All SF point mutations shared a tendency towards decreased splice junction usage, which did not affect the global number of splicing events in SF mutants. For two junctions in the genes EVL and NBEAL2, which are significantly overused in SRSF2(P95H) mutants, we were able to show a robust association with OS in both datasets. Furthermore, usage of the junction in EVL was clearly associated with the presence of SF mutations. While no confounding variables were considered for this analysis, it justifies the study of dysregulated splicing patterns as a means of identifying patients with poor prognosis. We note that the available coverage of the examined RNA-sequencing datasets permitted the study of a limited amount of splice junctions with high accuracy. More recent sequencing methods like nanopore sequencing are likely to capture additional, clinically relevant, aberrant splicing events along with their functional consequences (e.g., novel isoform expression). The potential of splice junction usage for risk prediction in AML has recently been demonstrated by collaborators [51].
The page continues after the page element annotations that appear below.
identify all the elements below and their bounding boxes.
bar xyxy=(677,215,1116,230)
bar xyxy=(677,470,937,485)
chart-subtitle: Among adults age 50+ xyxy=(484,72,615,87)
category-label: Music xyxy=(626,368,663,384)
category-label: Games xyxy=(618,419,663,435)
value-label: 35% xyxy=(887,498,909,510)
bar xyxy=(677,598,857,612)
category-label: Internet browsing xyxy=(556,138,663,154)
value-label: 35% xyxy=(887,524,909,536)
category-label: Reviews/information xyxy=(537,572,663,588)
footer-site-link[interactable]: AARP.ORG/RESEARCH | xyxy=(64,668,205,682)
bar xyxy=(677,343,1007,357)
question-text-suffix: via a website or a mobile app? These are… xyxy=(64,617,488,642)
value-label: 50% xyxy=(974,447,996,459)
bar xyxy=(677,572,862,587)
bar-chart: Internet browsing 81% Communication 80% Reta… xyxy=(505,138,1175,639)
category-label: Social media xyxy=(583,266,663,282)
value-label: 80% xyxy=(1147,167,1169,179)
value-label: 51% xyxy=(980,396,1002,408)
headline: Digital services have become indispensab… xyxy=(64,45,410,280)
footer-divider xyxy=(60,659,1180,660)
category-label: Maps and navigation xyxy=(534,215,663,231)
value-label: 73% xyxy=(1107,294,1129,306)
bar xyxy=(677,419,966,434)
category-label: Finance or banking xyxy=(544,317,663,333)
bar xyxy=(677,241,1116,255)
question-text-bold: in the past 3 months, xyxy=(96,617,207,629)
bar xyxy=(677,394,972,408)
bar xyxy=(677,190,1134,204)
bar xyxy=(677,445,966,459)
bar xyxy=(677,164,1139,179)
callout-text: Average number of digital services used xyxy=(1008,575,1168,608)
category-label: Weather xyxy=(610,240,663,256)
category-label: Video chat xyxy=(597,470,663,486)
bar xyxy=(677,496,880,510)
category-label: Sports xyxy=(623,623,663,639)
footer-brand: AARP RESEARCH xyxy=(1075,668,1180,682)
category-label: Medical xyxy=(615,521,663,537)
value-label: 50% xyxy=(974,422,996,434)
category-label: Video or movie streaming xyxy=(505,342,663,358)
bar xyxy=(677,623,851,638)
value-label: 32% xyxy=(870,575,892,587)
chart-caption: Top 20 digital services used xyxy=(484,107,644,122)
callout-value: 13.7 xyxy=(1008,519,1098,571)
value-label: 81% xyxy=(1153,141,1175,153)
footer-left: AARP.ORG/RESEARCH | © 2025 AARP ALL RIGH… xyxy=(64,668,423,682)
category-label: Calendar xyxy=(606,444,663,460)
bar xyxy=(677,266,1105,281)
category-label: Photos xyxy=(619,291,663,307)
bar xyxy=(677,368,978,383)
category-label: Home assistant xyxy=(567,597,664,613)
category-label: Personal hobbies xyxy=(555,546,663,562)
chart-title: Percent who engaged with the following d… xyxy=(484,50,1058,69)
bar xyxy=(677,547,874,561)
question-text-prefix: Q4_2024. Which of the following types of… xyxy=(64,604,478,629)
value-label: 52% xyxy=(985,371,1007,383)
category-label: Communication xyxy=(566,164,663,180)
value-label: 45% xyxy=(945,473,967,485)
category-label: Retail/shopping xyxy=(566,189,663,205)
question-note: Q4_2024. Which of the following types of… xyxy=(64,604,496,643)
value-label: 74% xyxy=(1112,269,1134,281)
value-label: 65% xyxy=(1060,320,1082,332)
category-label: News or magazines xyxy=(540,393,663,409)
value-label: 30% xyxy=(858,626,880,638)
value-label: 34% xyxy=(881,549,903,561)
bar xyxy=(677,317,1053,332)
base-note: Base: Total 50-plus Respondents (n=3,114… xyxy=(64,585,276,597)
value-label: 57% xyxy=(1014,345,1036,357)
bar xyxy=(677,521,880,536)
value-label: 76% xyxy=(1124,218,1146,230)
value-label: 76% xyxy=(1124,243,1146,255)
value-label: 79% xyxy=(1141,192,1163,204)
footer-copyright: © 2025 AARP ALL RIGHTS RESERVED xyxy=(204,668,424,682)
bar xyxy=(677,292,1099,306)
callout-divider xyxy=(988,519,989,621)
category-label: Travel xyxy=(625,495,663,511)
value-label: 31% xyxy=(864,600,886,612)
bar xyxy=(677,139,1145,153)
Surprisingly, we observed a limited overlap between genes with differentially expressed isoforms and differentially spliced genes. In addition, a recent study by Liang et al. reported that the majority of differential binding events in SRSF2(P95H) mutants do not translate to alternative splicing [52]. Taken together, these findings indicate a “selection” or possibly a compensation of deregulatory events from differential binding through differential splicing to finally differential isoform expression. Furthermore, the enrichment of aberrant splicing in splicing-related genes opens the possibility of a cascading effect on transcription via the differential alternative splicing of transcriptional components. A congruent hypothesis was stated by Liang et al., where an enrichment of SRSF2(P95H) targets in RNA processing and splicing was shown, further supporting the notion of an indirect effect of mutant SRSF2 facilitated through additional splicing components. Future investigations may provide a mechanistic link between the differential splicing of selected genes and the impairment of transcription and specifically transcriptional pausing observed in SF mutant cells, which contributes to the MDS phenotype [32].

To the best of our knowledge our study represents the most comprehensive analysis of SF mutations in AML to date, both in terms of clinical characterization and differential splice junction usage. This enabled us to study SRSF2(P95H) and SRSF2(P95L) separately, thereby not only outlining their differences but also identifying common and likely core targets of differential splicing in SRSF2 mutants, two of which presented with clinical significance. We conclude that SF mutated patients represent a distinct subgroup of AML patients with poor prognosis that is not attributable solely to the presence of SF mutations. SF mutations induce aberrant splicing throughout the genome including the dysregulation of several genes associated with AML pathogenesis, as well as a number of genes with immediate, functional implications on splicing and transcription. Further studies are required to identify which splicing events are critical in leukaemogenesis and whether they are accessible to new treatments options, such as splicing inhibitors [53] and immunotherapeutic approaches.